Company asks shareholders to approve plan to retain senior managers with target-related share options

Troubled support services group Jarvis has warned shareholders that it will have to offer its senior managers significant financial incentives to persuade them to stay with the company.

A document circulated to shareholders ahead of an extraordinary general meeting on Wednesday, and obtained by Building, described the loss of directors as “one of the key risks” facing the company.

The Jarvis board, headed by chairman Steven Norris, is hoping that shareholders will back a plan to give executives shares worth up to 200% of their salary. Under the scheme, a director earning £100,000, for example, would be eligible for £200,000 of share options.

The document said no more than 5% of the company’s total shares would be issued under the plan, and that it would be a one-off incentive.

The document notes that the 200% rule would not be applied to “one recent recruit”, where it was agreed that a larger number of share options would be awarded.

This is understood to refer to Richard Entwistle, who rejoined the company from Amey last month as chief operating officer 10 years after he left.

Awards in shares will be granted when unspecified share price targets are met, to incentivise senior management “to improve the company’s share price and rebuild the value of the company”.

The awards are likely to apply to up to 20 senior directors and managers. Chief executive Alan Lovell and finance director Alasdair Marnoch are unlikely to be included as they are both leaving the company early next year.

The company told shareholders: “One of the key risks for the group following the restructuring is that the loss of key employees could impact the financial performance of the business. An immediate priority is to tie in and incentivise senior management. Accordingly grants will only be made to executive directors and senior management.”

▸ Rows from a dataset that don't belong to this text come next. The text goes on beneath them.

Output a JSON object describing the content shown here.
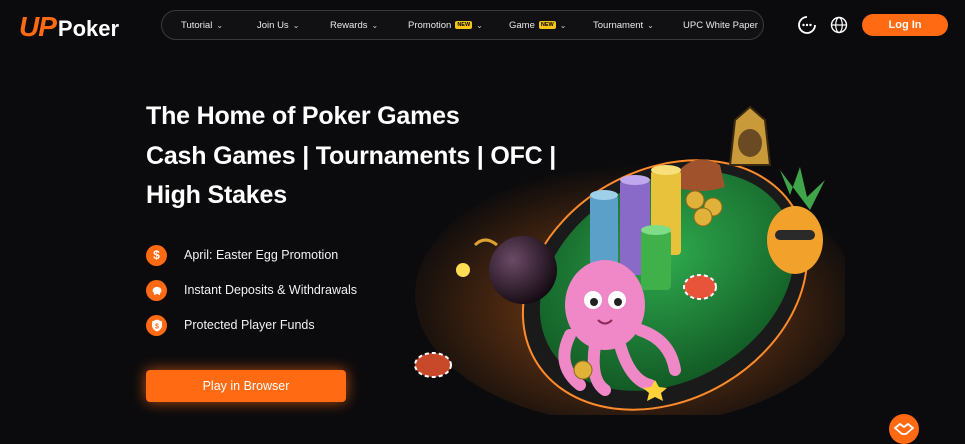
{
  "brand": {
    "up": "UP",
    "poker": "Poker"
  },
  "nav": {
    "items": [
      {
        "label": "Tutorial",
        "chevron": true
      },
      {
        "label": "Join Us",
        "chevron": true
      },
      {
        "label": "Rewards",
        "chevron": true
      },
      {
        "label": "Promotion",
        "badge": "NEW",
        "chevron": true
      },
      {
        "label": "Game",
        "badge": "NEW",
        "chevron": true
      },
      {
        "label": "Tournament",
        "chevron": true
      },
      {
        "label": "UPC White Paper",
        "chevron": false
      }
    ]
  },
  "header": {
    "login_label": "Log In"
  },
  "hero": {
    "line1": "The Home of Poker Games",
    "line2": "Cash Games | Tournaments | OFC |",
    "line3": "High Stakes"
  },
  "features": [
    {
      "label": "April: Easter Egg Promotion",
      "icon": "dollar-icon"
    },
    {
      "label": "Instant Deposits & Withdrawals",
      "icon": "piggy-bank-icon"
    },
    {
      "label": "Protected Player Funds",
      "icon": "shield-dollar-icon"
    }
  ],
  "cta": {
    "play_label": "Play in Browser"
  },
  "colors": {
    "accent": "#ff6a13",
    "background": "#0b0b0d",
    "table": "#1f8a3a",
    "badge": "#f5c518"
  }
}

Awards will be granted when targets are met ‘to improve the company’s share price’

Jarvis said that because the incentive was a “one-off arrangement”, it was not considered to be part of the company’s annual performance-related bonus scheme.

So far this year, Jarvis has lost a string of executives, including former chief operating officer Andrew Lezala and finance director Alistair Rae.

Jarvis’ latest attempt at survival comes a month after it implemented a £378m debt-for-equity swap. Since then shares have risen above 80p, compared with about 5p before the restructuring.

Despite the fact that the company announced a £354m loss for 2004, it now has a market capitalisation of about £120m.

Jarvis has also recommended that shareholders vote in favour of changes to the company’s existing share schemes “to incentivise the employees who have remained loyal to the business and are essential to its continued recovery”.

On Wednesday Jarvis announced that the deal to sell its highways maintenance business to Accord had fallen through.

In a statement to the stock exchange, it said that it had failed to agree a price for the business.

Jarvis will complete its contractual obligations within the highways business.